Dicen que los valientes son los que dominan el miedo y los temerarios los que no lo sienten. A mí cada vez me da más miedo la artificial dicotomía que algunos parecen interesados en crear entre progresismo y conservadurismo en tertulias, actos culturales, centros cívicos, medios de comunicación… cuyos presuntos logros se analizan, más o menos sesgadamente, siendo conservadurismo la política de lo que se ha dado en denominar el “bloque constitucionalista” (a veces, si conviene, incluido el PSOE y sus marcas regionales) y progresismo todo lo demás, representado por podemitas y marcas blancas, separatistas, teroristas y demás enemigos de España y lo que significa. La reciente manifestación de Barcelona contra lo que debería de haber sido el terrorismo islámico, se ha convertido en un canto al nacionalismo más berretinesco y pueblerino, en que, bajo un lema en catalán y un enjambre de banderas esteladas, se han congregado desde ciudadanos particulares, colectivos cívicos, representantes de gremios, políticos y agentes sociales, hasta nuestros jefes de Gobierno y de Estado.

En principio, manifestarse bajo el lema “no tinc por” (no tengo miedo) contra el terrorismo islámico, que nos tiene apabullados, con un nivel de alerta 4, habiéndose debatido el establecer el nivel 5, ya suena, en sí mismo a una chanza o a algo peor. Pero que nos nieguen lo que hemos visto y oído en persona o en los más diversos medios, es un descarado insulto a la población española.

Todos hemos visto que los manifestantes, al grito de «No tinc por», portaron pancartas con este clamor para condenar los atentados yihadistas de La Rambla y Cambrils. Asimismo, hemos sido testigos de que miles de personas llevaron pancartas contra el Secretario General de los socialistas, el presidente del Gobierno, Mariano Rajoy, el Rey, Felipe VI.

Según estos energúmenos -no merecen mejor calificativo quien prostituye un acto que debía ser de afirmación y unidad para ventilar basura sectaria-  «defender las políticas que promueven la violencia» y llenaron el centro de Barcelona de anticonstitucionales banderas esteladas. Estos sujetos odian a España y, en su complejo de inferioridad, no desaprovechan ocasión para demostrarlo, sea una final deportiva o una manifestación contra el terrorismo.

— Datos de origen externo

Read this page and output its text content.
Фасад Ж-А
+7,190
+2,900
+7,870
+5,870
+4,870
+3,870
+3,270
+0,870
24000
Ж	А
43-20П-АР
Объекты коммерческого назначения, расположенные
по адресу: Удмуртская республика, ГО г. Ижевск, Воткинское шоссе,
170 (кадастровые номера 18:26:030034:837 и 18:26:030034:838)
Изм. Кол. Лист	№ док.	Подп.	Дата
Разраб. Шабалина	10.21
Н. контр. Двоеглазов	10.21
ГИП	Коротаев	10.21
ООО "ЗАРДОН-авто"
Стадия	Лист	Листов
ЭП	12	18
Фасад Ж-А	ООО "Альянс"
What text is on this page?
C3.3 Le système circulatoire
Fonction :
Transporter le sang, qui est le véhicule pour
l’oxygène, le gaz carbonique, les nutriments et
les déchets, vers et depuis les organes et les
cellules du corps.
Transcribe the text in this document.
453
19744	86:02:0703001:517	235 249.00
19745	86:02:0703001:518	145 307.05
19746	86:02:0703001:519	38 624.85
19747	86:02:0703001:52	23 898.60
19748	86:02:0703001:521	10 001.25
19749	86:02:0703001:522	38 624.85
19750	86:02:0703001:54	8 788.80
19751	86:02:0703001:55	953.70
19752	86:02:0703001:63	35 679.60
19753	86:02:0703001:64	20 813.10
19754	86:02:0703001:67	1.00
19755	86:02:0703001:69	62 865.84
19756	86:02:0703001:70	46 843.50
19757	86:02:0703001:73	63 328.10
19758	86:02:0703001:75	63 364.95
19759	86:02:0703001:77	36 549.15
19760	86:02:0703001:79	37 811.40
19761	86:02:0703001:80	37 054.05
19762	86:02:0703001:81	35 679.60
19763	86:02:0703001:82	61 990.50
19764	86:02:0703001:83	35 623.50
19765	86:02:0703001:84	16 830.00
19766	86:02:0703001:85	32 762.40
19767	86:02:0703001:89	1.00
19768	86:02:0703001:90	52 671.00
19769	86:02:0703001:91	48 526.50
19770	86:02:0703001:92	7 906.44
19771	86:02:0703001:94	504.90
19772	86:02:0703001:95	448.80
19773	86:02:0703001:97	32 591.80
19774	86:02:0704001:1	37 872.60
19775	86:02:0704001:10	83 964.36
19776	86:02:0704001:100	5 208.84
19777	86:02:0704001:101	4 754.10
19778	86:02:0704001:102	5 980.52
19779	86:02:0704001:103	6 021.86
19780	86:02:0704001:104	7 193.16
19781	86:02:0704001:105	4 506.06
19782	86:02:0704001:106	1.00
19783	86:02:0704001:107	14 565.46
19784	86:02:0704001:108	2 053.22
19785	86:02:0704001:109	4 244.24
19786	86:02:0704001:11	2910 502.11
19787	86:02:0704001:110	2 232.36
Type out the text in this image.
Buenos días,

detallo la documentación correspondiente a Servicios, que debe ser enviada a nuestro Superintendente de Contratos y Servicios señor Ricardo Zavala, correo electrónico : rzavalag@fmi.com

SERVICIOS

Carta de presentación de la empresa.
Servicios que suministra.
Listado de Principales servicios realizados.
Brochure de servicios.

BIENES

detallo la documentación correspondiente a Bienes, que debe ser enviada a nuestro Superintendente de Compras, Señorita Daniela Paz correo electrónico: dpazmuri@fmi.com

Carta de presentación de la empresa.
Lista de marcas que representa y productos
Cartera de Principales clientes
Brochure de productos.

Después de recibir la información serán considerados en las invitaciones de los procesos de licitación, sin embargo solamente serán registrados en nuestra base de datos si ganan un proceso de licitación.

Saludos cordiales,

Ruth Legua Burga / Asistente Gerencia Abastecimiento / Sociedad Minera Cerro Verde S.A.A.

No juzgaré el que las autoridades nacionales prefieran restar protagonismo a estos canallas, en vez de aprovechar la coyuntura para echar leña y avivar el fuego de la Hispanidad. Pero es miserable que nos tomen por idiotas al resto de los españoles. No obstante, lo que pudimos ver, oír, leer… resulta que para la Casa Real, para Mariano Rajoy o para Pedro Sánchez, esto no ocurrió así. A juzgar por las imágenes publicadas en las cuentas de Twitter del presidente del Gobierno, del líder socialista y del Palacio de la Zarzuela, las pancartas contra la venta de armas y las ‘esteladas’ no estuvieron presentes en la manifestación de este sábado.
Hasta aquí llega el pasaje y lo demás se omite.